Le troisième problème majeur de la Grande-Bretagne est son déclin économique relatif, un déclin tout au long du vingtième siècle, quand l’économie britannique fut dépassée non seulement, et inévitablement, par celle des Etats-Unis, mais aussi par celles de l’Allemagne, du Japon, de la France et peut-être même de l’Italie. L’économie britannique a déjà commencé à entrer dans une phase post-industrielle, avec une réduction énorme de l’activité des industries traditionnelles. Une telle réduction était en partie sans doute inévitable, mais l’artisanat et les petites entreprises n’ont pas suffisamment pris la relève. Depuis 1983, et pour la première fois depuis la Révolution industrielle, la Grande-Bretagne importe plus qu’elle n’exporte de biens manufacturés, et son économie dépend de plus en plus de la finance, du tourisme, et de l’éducation et de la culture. Depuis la dernière guerre, la Grande-Bretagne n’a pas suffisamment investi dans la modernisation de ses usines et de son infrastructure. Elle fut la plus grande bénéficiaire du Plan Marshall, par lequel les Etats-Unis contribuèrent à la reconstruction de l’Europe après la guerre, mais le gouvernement travailliste de l’époque consacra une très grande partie de ces largesses à la mise en place de l’Etat providence, dans la prévision, cruellement démentie par l’histoire, que les dépenses publiques pour la santé et la sécurité sociale diminueraient progressivement avec une meilleure éducation et nutrition, avec le plein emploi et la disparition des habitations insalubres.

Les réformes des gouvernements conservateurs après 1979 n’ont certainement pas résolu ces problèmes, au contraire.
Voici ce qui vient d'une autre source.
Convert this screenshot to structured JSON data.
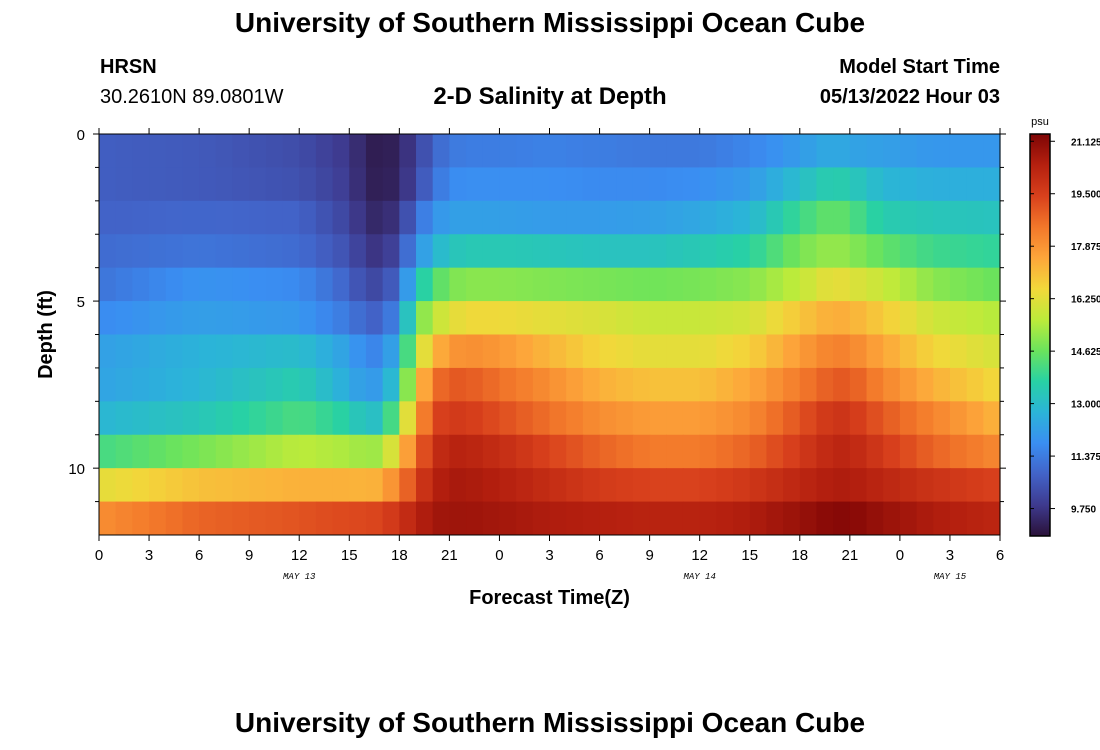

Thatcher a fait avaler une politique radicale à un pays récalcitrant, où une majorité de la population en âge de voter n’a jamais choisi son programme, et on peut savoir gré à Blair d’avoir épargné au pays une réaction de la même agressivité dans l’autre sens, vu surtout que la plupart des gens qui votaient travailliste en 1997, voulaient sans doute se débarrasser d’un gouvernement conservateur totalement discrédité plutôt que de mettre en œuvre de grands changements de progrès social. Mais on peut s’étonner tout de même que Blair ait accepté si allègrement l’essentiel de l’héritage thatchérien, et que dans ses priorités, ses programmes, et même dans son vocabulaire, il se différencie si peu d’elle. On peut conclure, avec regret, que malgré les succès du nouveau gouvernement, c’est Margaret Thatcher que l’on risque de trouver le personnage politique le plus important et le plus influent de la Grande-Bretagne de notre époque.

Mais la question plus générale qu’il faut finalement poser est de savoir si les problèmes de la Grande-Bretagne, créés et exacerbés par les gouvernements conservateurs, sont un phénomène typiquement ou exclusivement britannique, ou si, en revanche, ils sont nos problèmes à tous. Et dans ce cas, il est urgent de se demander quels leçons ou avertissements on peut tirer de cette expérience extrême du libéralisme.